Но вашего троюродного братца похищали уже на «БМВ», не так ли?

—   «Вольво», белая, и две «девятки» цвета мок­рого асфальта, — поправил он, довольный тем, что я ошибся.

—   «Девятки» да еще мокрого асфальта — вполне бандитские машины, — согласился я. — И наверняка ни одна из них в столб не врезалась?

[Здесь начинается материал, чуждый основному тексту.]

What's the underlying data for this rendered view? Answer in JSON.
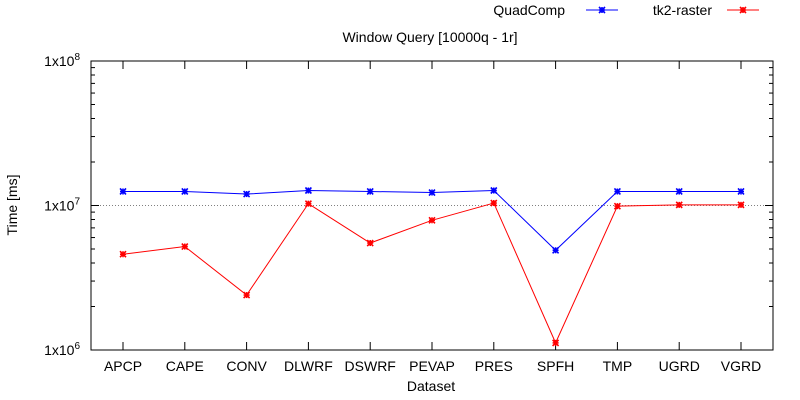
{
  "chart_data": {
    "type": "line",
    "title": "Window Query [10000q - 1r]",
    "xlabel": "Dataset",
    "ylabel": "Time [ms]",
    "y_scale": "log",
    "ylim": [
      1000000,
      100000000
    ],
    "y_ticks": [
      {
        "value": 1000000,
        "base": "1x10",
        "exp": "6"
      },
      {
        "value": 10000000,
        "base": "1x10",
        "exp": "7"
      },
      {
        "value": 100000000,
        "base": "1x10",
        "exp": "8"
      }
    ],
    "reference_line": 10000000,
    "legend_position": "top-right",
    "categories": [
      "APCP",
      "CAPE",
      "CONV",
      "DLWRF",
      "DSWRF",
      "PEVAP",
      "PRES",
      "SPFH",
      "TMP",
      "UGRD",
      "VGRD"
    ],
    "series": [
      {
        "name": "QuadComp",
        "color": "#0000ff",
        "values": [
          12500000,
          12500000,
          12000000,
          12700000,
          12500000,
          12300000,
          12700000,
          4900000,
          12500000,
          12500000,
          12500000
        ]
      },
      {
        "name": "tk2-raster",
        "color": "#ff0000",
        "values": [
          4600000,
          5200000,
          2400000,
          10300000,
          5500000,
          7900000,
          10400000,
          1120000,
          9900000,
          10100000,
          10100000
        ]
      }
    ]
  }
}
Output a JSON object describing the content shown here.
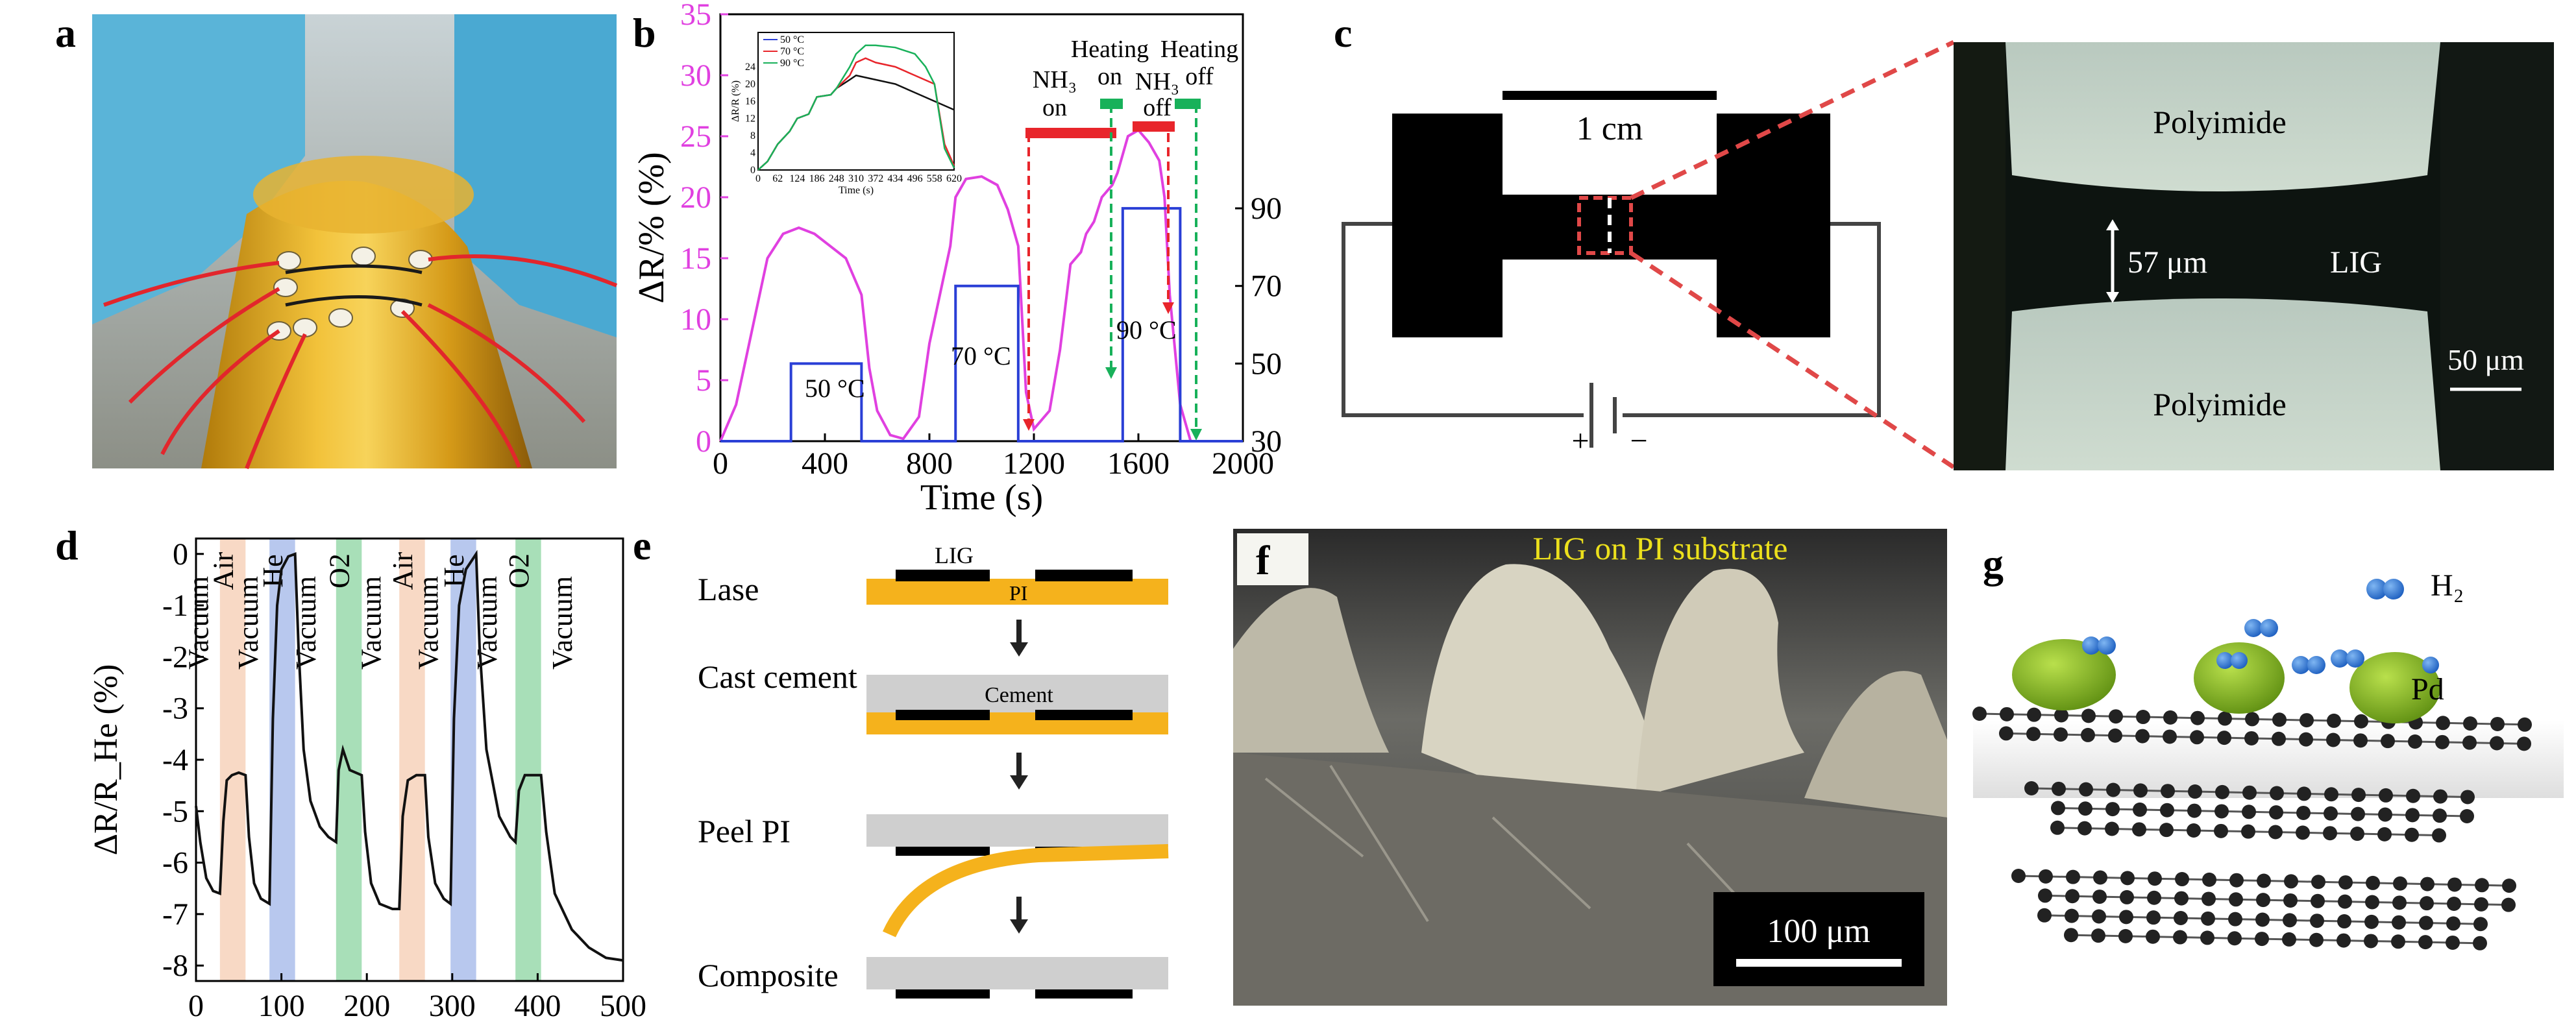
{
  "panels": {
    "a": {
      "label": "a"
    },
    "b": {
      "label": "b"
    },
    "c": {
      "label": "c",
      "scale": "1 cm",
      "lig_width": "57 μm",
      "lig": "LIG",
      "polyimide_top": "Polyimide",
      "polyimide_bottom": "Polyimide",
      "micro_scale": "50 μm",
      "plus": "+",
      "minus": "−"
    },
    "d": {
      "label": "d"
    },
    "e": {
      "label": "e",
      "steps": [
        "Lase",
        "Cast cement",
        "Peel PI",
        "Composite"
      ],
      "lig": "LIG",
      "pi": "PI",
      "cement": "Cement"
    },
    "f": {
      "label": "f",
      "caption": "LIG on PI substrate",
      "scale": "100 μm"
    },
    "g": {
      "label": "g",
      "h2": "H₂",
      "pd": "Pd"
    }
  },
  "colors": {
    "magenta": "#e040e0",
    "blue": "#2a3fd6",
    "red_bar": "#e8252b",
    "green_bar": "#18b15a",
    "air_band": "#f8d9c5",
    "he_band": "#b8c8ee",
    "o2_band": "#a8dfb8",
    "pi_orange": "#f5b21c",
    "pd_green": "#8dc22c",
    "h2_blue": "#2d78d6"
  },
  "chart_data": [
    {
      "id": "b",
      "type": "line",
      "xlabel": "Time (s)",
      "ylabel": "ΔR/% (%)",
      "xlim": [
        0,
        2000
      ],
      "ylim": [
        0,
        35
      ],
      "xticks": [
        0,
        400,
        800,
        1200,
        1600,
        2000
      ],
      "yticks": [
        0,
        5,
        10,
        15,
        20,
        25,
        30,
        35
      ],
      "y2ticks": [
        30,
        50,
        70,
        90
      ],
      "y2lim": [
        30,
        140
      ],
      "series": [
        {
          "axis": "left",
          "color": "#e040e0",
          "x": [
            0,
            60,
            120,
            180,
            240,
            300,
            360,
            420,
            480,
            540,
            570,
            600,
            650,
            700,
            760,
            800,
            840,
            880,
            900,
            940,
            1000,
            1060,
            1100,
            1140,
            1170,
            1200,
            1260,
            1300,
            1340,
            1380,
            1400,
            1430,
            1460,
            1500,
            1520,
            1560,
            1600,
            1640,
            1680,
            1700,
            1720,
            1760,
            1800,
            2000
          ],
          "y": [
            0,
            3,
            9,
            15,
            17,
            17.5,
            17,
            16,
            15,
            12,
            6,
            2.5,
            0.5,
            0.2,
            2,
            8,
            12,
            16,
            20,
            21.5,
            21.7,
            21,
            19,
            16,
            4,
            1,
            2.5,
            7.5,
            14.5,
            15.5,
            17,
            18,
            20,
            21,
            22,
            25,
            25.5,
            24.5,
            23,
            20,
            12,
            3,
            0,
            0
          ]
        },
        {
          "axis": "right",
          "color": "#2a3fd6",
          "x": [
            0,
            270,
            270,
            540,
            540,
            600,
            900,
            900,
            1140,
            1140,
            1540,
            1540,
            1760,
            1760,
            2000
          ],
          "y": [
            30,
            30,
            50,
            50,
            30,
            30,
            30,
            70,
            70,
            30,
            30,
            90,
            90,
            30,
            30
          ]
        }
      ],
      "annotations": {
        "temps": [
          "50 °C",
          "70 °C",
          "90 °C"
        ],
        "nh3_on": "NH₃ on",
        "heating_on": "Heating on",
        "nh3_off": "NH₃ off",
        "heating_off": "Heating off"
      },
      "inset": {
        "xlabel": "Time (s)",
        "ylabel": "ΔR/R (%)",
        "xticks": [
          0,
          62,
          124,
          186,
          248,
          310,
          372,
          434,
          496,
          558,
          620
        ],
        "yticks": [
          0,
          4,
          8,
          12,
          16,
          20,
          24
        ],
        "legend": [
          "50 °C",
          "70 °C",
          "90 °C"
        ],
        "series_colors": [
          "#2a3fd6",
          "#e8252b",
          "#18b15a"
        ],
        "black": {
          "x": [
            0,
            30,
            62,
            100,
            124,
            160,
            186,
            230,
            248,
            290,
            310,
            372,
            434,
            496,
            558,
            620
          ],
          "y": [
            0,
            2,
            6,
            9,
            12,
            13,
            17,
            17.5,
            19,
            21,
            22,
            21,
            20,
            18,
            16,
            14
          ]
        },
        "red": {
          "x": [
            0,
            30,
            62,
            100,
            124,
            160,
            186,
            230,
            248,
            290,
            310,
            340,
            372,
            434,
            496,
            558,
            590,
            620
          ],
          "y": [
            0,
            2,
            6,
            9,
            12,
            13,
            17,
            17.5,
            19,
            22,
            25,
            26,
            25,
            24,
            22,
            20,
            6,
            1
          ]
        },
        "green": {
          "x": [
            0,
            30,
            62,
            100,
            124,
            160,
            186,
            230,
            248,
            290,
            310,
            340,
            372,
            434,
            496,
            530,
            558,
            590,
            620
          ],
          "y": [
            0,
            2,
            6,
            9,
            12,
            13,
            17,
            17.5,
            19,
            24,
            27,
            29,
            29,
            28.5,
            27,
            24,
            20,
            5,
            0.5
          ]
        }
      }
    },
    {
      "id": "d",
      "type": "line",
      "xlabel": "",
      "ylabel": "ΔR/R_He (%)",
      "xlim": [
        0,
        500
      ],
      "ylim": [
        -8.3,
        0.3
      ],
      "xticks": [
        0,
        100,
        200,
        300,
        400,
        500
      ],
      "yticks": [
        0,
        -1,
        -2,
        -3,
        -4,
        -5,
        -6,
        -7,
        -8
      ],
      "bands": [
        {
          "label": "Air",
          "from": 28,
          "to": 58,
          "color": "#f8d9c5"
        },
        {
          "label": "He",
          "from": 86,
          "to": 116,
          "color": "#b8c8ee"
        },
        {
          "label": "O2",
          "from": 164,
          "to": 194,
          "color": "#a8dfb8"
        },
        {
          "label": "Air",
          "from": 238,
          "to": 268,
          "color": "#f8d9c5"
        },
        {
          "label": "He",
          "from": 298,
          "to": 328,
          "color": "#b8c8ee"
        },
        {
          "label": "O2",
          "from": 374,
          "to": 404,
          "color": "#a8dfb8"
        }
      ],
      "vacuum_labels": [
        {
          "label": "Vacuum",
          "x": 14
        },
        {
          "label": "Vacuum",
          "x": 72
        },
        {
          "label": "Vacuum",
          "x": 140
        },
        {
          "label": "Vacuum",
          "x": 216
        },
        {
          "label": "Vacuum",
          "x": 283
        },
        {
          "label": "Vacuum",
          "x": 352
        },
        {
          "label": "Vacuum",
          "x": 440
        }
      ],
      "series": [
        {
          "color": "#111111",
          "x": [
            0,
            5,
            12,
            20,
            28,
            32,
            36,
            42,
            50,
            58,
            62,
            68,
            76,
            86,
            90,
            95,
            100,
            108,
            116,
            120,
            126,
            134,
            145,
            155,
            164,
            167,
            172,
            180,
            194,
            198,
            205,
            215,
            230,
            238,
            242,
            248,
            258,
            268,
            272,
            280,
            290,
            298,
            302,
            308,
            316,
            328,
            332,
            340,
            355,
            368,
            374,
            378,
            385,
            395,
            404,
            410,
            420,
            440,
            460,
            480,
            500
          ],
          "y": [
            -4.9,
            -5.6,
            -6.3,
            -6.55,
            -6.6,
            -5.2,
            -4.4,
            -4.3,
            -4.25,
            -4.3,
            -5.5,
            -6.4,
            -6.7,
            -6.8,
            -3.2,
            -1.0,
            -0.3,
            -0.05,
            0,
            -1.8,
            -3.8,
            -4.8,
            -5.3,
            -5.5,
            -5.6,
            -4.2,
            -3.8,
            -4.2,
            -4.3,
            -5.4,
            -6.4,
            -6.8,
            -6.9,
            -6.9,
            -5.1,
            -4.4,
            -4.3,
            -4.3,
            -5.5,
            -6.4,
            -6.7,
            -6.8,
            -3.2,
            -1.0,
            -0.3,
            0,
            -1.8,
            -3.8,
            -5.1,
            -5.5,
            -5.6,
            -4.6,
            -4.3,
            -4.3,
            -4.3,
            -5.4,
            -6.6,
            -7.3,
            -7.65,
            -7.85,
            -7.9
          ]
        }
      ]
    }
  ]
}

—   Верно, — сказал он. — И не заглохла.

—    И никакого кино до этого по телевизору уже не показывали, — продолжал я. — Все уже по уши загрузились информацией про то, как это делается... Я-то думал, все ваши бандиты здесь, в Москве, а оказывается, кое-что вы оставили себе.

Он обиделся. Надул губы. Что было равно­значно ноте протеста.

—   Продолжайте, Самед Асланович, — вежли­во сказал доселе молчавший Костя.

Если бы мы сидели с ним за столом, он обя­зательно пнул бы меня ногой: зачем обижаешь маленького, пусть даже временно поверенного?

—  Поймите меня правильно, — сказал я. — Хочу одно понять — по зубам ли мне это? Пра­вильно ли будет с моей стороны ввязываться во внутренние дела суверенного государства?

—  Дружественного государства! — Самед под­нял указательный пальчик.